Je parle anglais et français. Ce sont deux langues qui font partie de ma vie. Au départ, je ne voulais écrire qu’en anglais. Mais quand je me suis mise à écrire de la musique sérieusement, c’est venu naturellement en français.
J’ai pas un cadre précis. I go with the flow! J’ai lancé Dove dernièrement qui est complètement en français. Si ça avait été pour répondre à la demande, je l’aurais écrite en anglais.
Honnêtement, j’aimerais ça chanter en espagnol et en japonais si je pouvais.
Sens-tu la pression de représenter ta région quand tu te déplaces.
Je suis vraiment fière de venir du Saguenay. Pour moi, c’est le meilleur endroit au monde. Quand je fais des entrevues en anglais, je parle constamment du Saguenay et tout le monde me demande où c’est.

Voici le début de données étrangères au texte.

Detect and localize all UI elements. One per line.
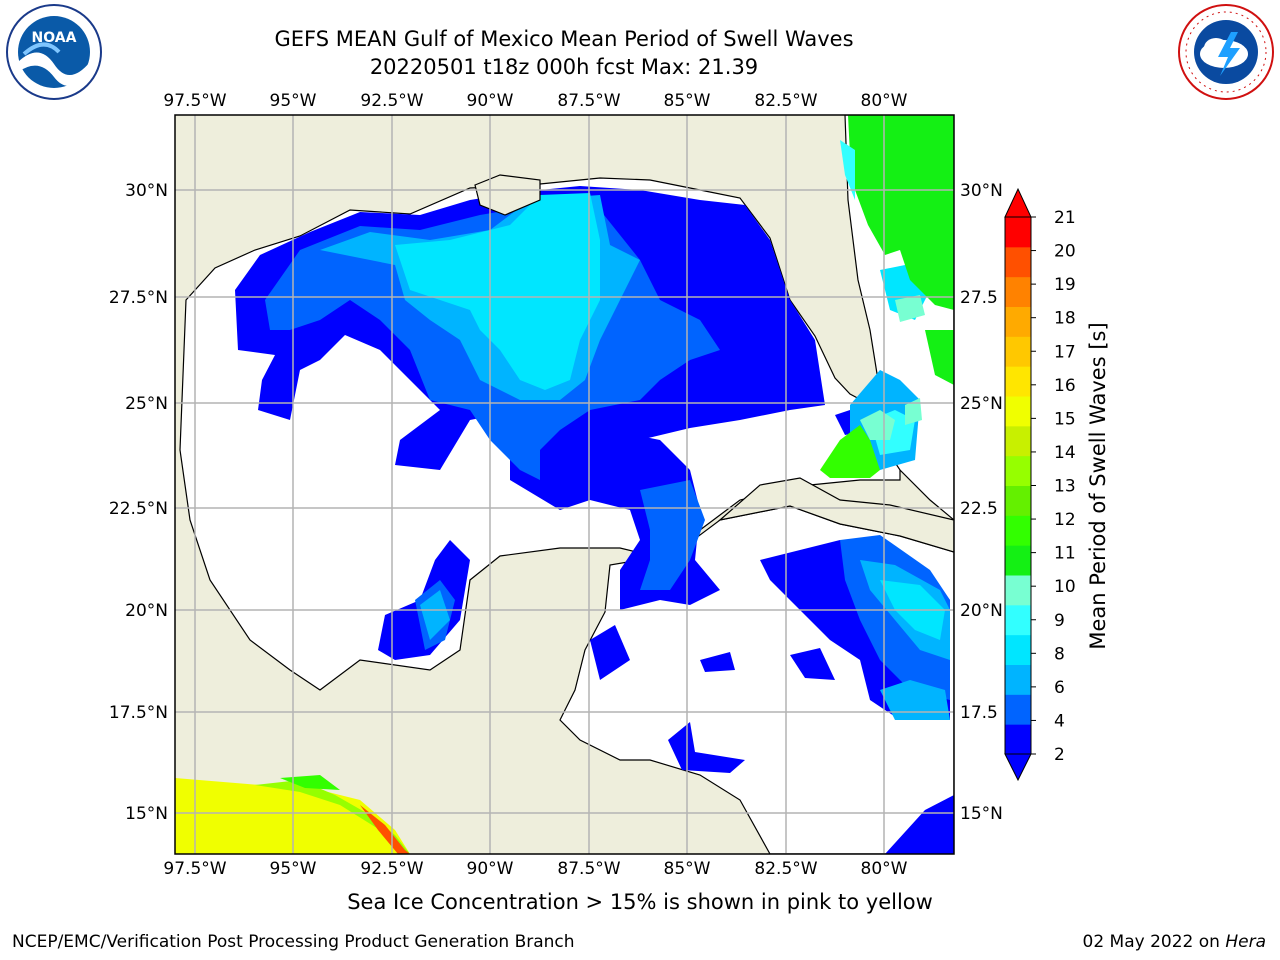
lat-tick-label: 15°N — [125, 804, 168, 824]
colorbar-tick-label: 17 — [1054, 342, 1076, 362]
lat-tick-label: 30°N — [125, 181, 168, 201]
colorbar-segment — [1005, 604, 1031, 636]
nws-logo-icon — [1178, 4, 1274, 100]
colorbar-tick-label: 15 — [1054, 409, 1076, 429]
graticule — [175, 115, 954, 854]
lon-tick-label: 97.5°W — [163, 859, 226, 879]
lat-tick-label: 22.5°N — [109, 499, 168, 519]
colorbar-tick-label: 11 — [1054, 544, 1076, 564]
colorbar-segment — [1005, 485, 1031, 516]
colorbar-tick-label: 8 — [1054, 644, 1065, 664]
colorbar-segment — [1005, 634, 1031, 665]
colorbar-segment — [1005, 425, 1031, 457]
lat-tick-label: 17.5 — [960, 703, 998, 723]
lat-tick-label: 20°N — [960, 601, 1003, 621]
colorbar-segment — [1005, 336, 1031, 367]
lat-tick-label: 30°N — [960, 181, 1003, 201]
credit-branch: NCEP/EMC/Verification Post Processing Pr… — [12, 932, 575, 952]
colorbar-segment — [1005, 545, 1031, 576]
colorbar-segment — [1005, 694, 1031, 725]
lon-tick-label: 90°W — [467, 859, 514, 879]
credit-machine: Hera — [1225, 932, 1266, 952]
colorbar-segment — [1005, 306, 1031, 337]
noaa-logo-icon: NOAA — [6, 4, 102, 100]
lon-tick-label: 92.5°W — [360, 859, 423, 879]
colorbar-tick-label: 12 — [1054, 510, 1076, 530]
lon-labels-bottom: 97.5°W 95°W 92.5°W 90°W 87.5°W 85°W 82.5… — [163, 859, 907, 879]
colorbar-segment — [1005, 575, 1031, 606]
lon-tick-label: 87.5°W — [557, 859, 620, 879]
colorbar-tick-label: 14 — [1054, 443, 1076, 463]
noaa-logo-text: NOAA — [32, 30, 77, 46]
colorbar-label: Mean Period of Swell Waves [s] — [1086, 322, 1110, 649]
colorbar-tick-label: 16 — [1054, 376, 1076, 396]
colorbar-tick-label: 9 — [1054, 611, 1065, 631]
lat-labels-right: 30°N 27.5 25°N 22.5 20°N 17.5 15°N — [960, 181, 1003, 824]
lat-tick-label: 27.5°N — [109, 288, 168, 308]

J’ai grandi avec les chevaux, la nature, le fjord. J’y retourne et je me sens tellement bien sur le top de la montagne. Connecter avec la nature, c’est une grande source d’inspiration.
Penses-tu te produire davantage au Québec dans les prochaines années.
C’est certain. En ce moment j’ai beaucoup d’offres pour des tournées aux États-Unis et en Europe. Mais je veux revenir au Canada aussi, pas juste au Québec. C’est tellement le fun de jouer à la maison. De faire des shows et voir des visages que je connais.